Oligonucleotide synthesis is routinely carried out from the 3' to the 5' terminus for no other reason than the ease of synthesis of the monomer units. The 5'-hydroxyl group, a primary hydroxyl, is significantly more reactive than the secondary 3'-hydroxyl (or 2'-hydroxyl) group, making it straightforward to protect with the DMT group and leaving the 3'-hydroxyl available to form the phosphoramidite. However, a few situations make it necessary to synthesize oligonucleotides in the opposite sense.
Oligonucleotides containing a hairpin loop are used routinely for structural studies of duplex formation. The hairpin loop allows the oligonucleotide to bend back on itself thereby forming a duplex in an antiparallel format. The hairpin may be nucleosidic or it may consist of a polyethylene glycol spacer1. By using 5'-phosphor-amidites for part of the synthesis, oligos with hairpin loops can be formed in which the strands are parallel2. These parallel stranded oligos can be readily prepared with 5'--3' or 3'--5' sense (Figure 1).
The design of antisense oligo-nucleotides as therapeutics has stimulated significant research activity on backbone modification. Modifying the natural phosphodiester linkage is essential to protect the oligonucleotide from intracellular nuclease degradation. The structural variety of these backbone modifications is diverse and they will not be detailed here. However, an interesting addition to the protection of antisense oligonucleotides is to modify the terminal linkages from the natural 3'-5' to 3'-3' and/or 5'-5' linkages. In this way, the oligonucleotides are protected against exonuclease activity, especially 3'-exonuclease activity which is by far the most significant enzymatic degradation route. Moreover, once degradation has occurred, the products are normal nucleosides with no toxicity concerns. Although this strategy has been applied successfully3 to the protection of internal linkages using alternating a,b nucleosides to maintain effective hybridization, the most simple strategy is to modify only the linkage at the 3' terminus4. This is conveniently carried out as shown in Figure 2 and results in effective resistance with minimal disruption of hybridization.
Other areas where synthesis in the opposite sense may be of interest would be:
i) The preparation of oligos containing a base at the 3' terminus which is unsuitable for attachment to CPG, e.g., 2',3'-ddT and ddI.

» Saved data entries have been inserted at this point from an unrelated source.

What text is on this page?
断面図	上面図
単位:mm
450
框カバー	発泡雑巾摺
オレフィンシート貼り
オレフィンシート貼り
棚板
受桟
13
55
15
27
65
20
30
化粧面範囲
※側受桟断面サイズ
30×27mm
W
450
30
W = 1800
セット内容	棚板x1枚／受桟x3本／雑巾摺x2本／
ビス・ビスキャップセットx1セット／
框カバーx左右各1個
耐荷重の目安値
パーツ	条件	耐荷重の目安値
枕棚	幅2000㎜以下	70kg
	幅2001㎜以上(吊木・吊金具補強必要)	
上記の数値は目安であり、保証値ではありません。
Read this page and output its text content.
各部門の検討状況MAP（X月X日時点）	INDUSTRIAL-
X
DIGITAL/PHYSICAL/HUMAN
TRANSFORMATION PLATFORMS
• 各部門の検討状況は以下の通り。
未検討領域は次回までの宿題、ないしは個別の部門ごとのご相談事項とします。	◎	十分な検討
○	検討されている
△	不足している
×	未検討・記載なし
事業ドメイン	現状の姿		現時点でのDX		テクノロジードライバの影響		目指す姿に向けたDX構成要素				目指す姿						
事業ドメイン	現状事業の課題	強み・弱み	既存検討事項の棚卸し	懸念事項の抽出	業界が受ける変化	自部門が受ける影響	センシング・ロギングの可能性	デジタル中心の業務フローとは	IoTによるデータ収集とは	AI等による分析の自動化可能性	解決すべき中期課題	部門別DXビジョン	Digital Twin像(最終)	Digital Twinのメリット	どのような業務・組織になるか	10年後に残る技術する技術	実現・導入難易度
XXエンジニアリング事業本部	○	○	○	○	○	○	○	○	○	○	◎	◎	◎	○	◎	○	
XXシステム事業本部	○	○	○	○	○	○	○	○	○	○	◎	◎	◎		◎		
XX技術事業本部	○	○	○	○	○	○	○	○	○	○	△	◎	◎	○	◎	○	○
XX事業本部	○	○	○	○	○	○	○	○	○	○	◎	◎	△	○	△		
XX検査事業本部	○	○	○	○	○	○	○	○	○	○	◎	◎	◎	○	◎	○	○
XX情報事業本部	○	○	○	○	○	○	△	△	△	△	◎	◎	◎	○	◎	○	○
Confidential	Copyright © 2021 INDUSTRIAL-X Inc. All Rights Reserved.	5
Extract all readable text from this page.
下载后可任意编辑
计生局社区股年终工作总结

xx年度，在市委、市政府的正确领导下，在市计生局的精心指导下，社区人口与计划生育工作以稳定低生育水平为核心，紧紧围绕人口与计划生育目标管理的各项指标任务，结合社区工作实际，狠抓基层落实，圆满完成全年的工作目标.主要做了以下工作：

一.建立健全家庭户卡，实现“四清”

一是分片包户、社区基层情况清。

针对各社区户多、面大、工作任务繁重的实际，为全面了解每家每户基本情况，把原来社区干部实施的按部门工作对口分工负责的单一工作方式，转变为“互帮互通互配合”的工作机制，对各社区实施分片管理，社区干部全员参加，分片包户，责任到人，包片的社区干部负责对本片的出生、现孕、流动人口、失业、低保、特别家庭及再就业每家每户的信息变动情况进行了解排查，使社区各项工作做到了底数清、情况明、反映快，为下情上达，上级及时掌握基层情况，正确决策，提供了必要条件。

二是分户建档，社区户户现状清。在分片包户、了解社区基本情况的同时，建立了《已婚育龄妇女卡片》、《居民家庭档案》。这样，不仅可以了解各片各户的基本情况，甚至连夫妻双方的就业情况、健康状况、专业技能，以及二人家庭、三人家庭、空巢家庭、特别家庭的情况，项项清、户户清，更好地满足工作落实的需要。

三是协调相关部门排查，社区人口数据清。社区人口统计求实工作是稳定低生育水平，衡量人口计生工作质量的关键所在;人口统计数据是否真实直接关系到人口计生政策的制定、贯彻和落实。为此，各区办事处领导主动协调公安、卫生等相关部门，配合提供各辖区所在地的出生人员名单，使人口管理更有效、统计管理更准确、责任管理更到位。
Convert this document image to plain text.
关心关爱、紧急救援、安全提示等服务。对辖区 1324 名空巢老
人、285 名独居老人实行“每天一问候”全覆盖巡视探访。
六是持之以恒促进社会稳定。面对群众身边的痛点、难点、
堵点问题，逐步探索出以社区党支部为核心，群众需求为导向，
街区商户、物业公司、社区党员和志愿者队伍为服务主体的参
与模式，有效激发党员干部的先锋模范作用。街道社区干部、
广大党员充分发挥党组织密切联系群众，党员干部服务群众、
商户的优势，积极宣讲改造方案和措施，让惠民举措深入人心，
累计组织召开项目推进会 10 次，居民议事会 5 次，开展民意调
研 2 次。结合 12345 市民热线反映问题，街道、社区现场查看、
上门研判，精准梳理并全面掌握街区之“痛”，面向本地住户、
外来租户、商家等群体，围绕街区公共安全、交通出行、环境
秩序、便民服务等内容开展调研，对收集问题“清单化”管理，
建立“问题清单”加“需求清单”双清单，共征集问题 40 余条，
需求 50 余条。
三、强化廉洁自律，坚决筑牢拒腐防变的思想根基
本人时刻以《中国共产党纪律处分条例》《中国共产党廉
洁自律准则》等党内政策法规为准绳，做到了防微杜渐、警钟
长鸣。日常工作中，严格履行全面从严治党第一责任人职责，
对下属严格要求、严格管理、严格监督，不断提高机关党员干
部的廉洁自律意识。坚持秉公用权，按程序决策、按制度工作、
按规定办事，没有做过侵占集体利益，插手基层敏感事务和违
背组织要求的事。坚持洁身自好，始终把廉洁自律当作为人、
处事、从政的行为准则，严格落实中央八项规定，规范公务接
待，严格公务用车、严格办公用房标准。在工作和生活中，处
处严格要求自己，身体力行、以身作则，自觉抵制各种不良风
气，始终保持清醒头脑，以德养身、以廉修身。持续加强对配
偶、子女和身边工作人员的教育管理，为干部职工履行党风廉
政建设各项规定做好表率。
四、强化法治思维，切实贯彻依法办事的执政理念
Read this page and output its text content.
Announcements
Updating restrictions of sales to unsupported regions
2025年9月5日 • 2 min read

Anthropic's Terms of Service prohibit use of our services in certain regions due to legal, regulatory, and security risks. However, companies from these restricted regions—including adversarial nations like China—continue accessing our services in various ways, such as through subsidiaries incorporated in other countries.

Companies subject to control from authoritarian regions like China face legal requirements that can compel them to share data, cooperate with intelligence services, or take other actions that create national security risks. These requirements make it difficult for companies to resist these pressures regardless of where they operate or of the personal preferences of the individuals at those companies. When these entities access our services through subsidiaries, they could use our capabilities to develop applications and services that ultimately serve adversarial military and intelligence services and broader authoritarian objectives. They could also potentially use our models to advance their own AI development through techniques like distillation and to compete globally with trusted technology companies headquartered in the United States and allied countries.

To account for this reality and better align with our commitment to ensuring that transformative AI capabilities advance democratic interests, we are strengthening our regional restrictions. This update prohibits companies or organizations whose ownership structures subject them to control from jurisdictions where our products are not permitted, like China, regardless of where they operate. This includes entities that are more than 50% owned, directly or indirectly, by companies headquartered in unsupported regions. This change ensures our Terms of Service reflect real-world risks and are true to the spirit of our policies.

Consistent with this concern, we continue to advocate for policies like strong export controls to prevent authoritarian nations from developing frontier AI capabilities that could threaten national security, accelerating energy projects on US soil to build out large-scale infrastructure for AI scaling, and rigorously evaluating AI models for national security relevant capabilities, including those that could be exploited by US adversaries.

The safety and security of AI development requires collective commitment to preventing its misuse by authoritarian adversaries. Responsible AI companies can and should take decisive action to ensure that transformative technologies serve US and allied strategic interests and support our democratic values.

ii) The synthesis of oligonucleotides on a support using a non-hydrolyzable linkage such that the 3' terminus is then available for polymerase extension.
(1) M. Durand, S. Peloille, N.T. Thuong, and J.C. Maurizot, Biochemistry, 1992, 31, 9197-9204.
(2) J.H.v.d. Sande, N.B. Ramsing, M.W. Germann, W. Elhorst, B.W. Kalisch, E.v. Kitzing, R.T. Pon, R.C. Clegg, and T.M. Jovin, Science, 1988, 241, 551-557.
(3) M. Koga, M.F. Moore, and S.L. Beaucage, J. Org. Chem., 1991, 56, 3757.
(4) J.F.R. Ortigao, H. Rosch, H. Selter, A. Frohlich, A. Lorenz, M. Montenarh, and H. Seliger, Antisense Res. & Dev., 1992, 2, 129-146.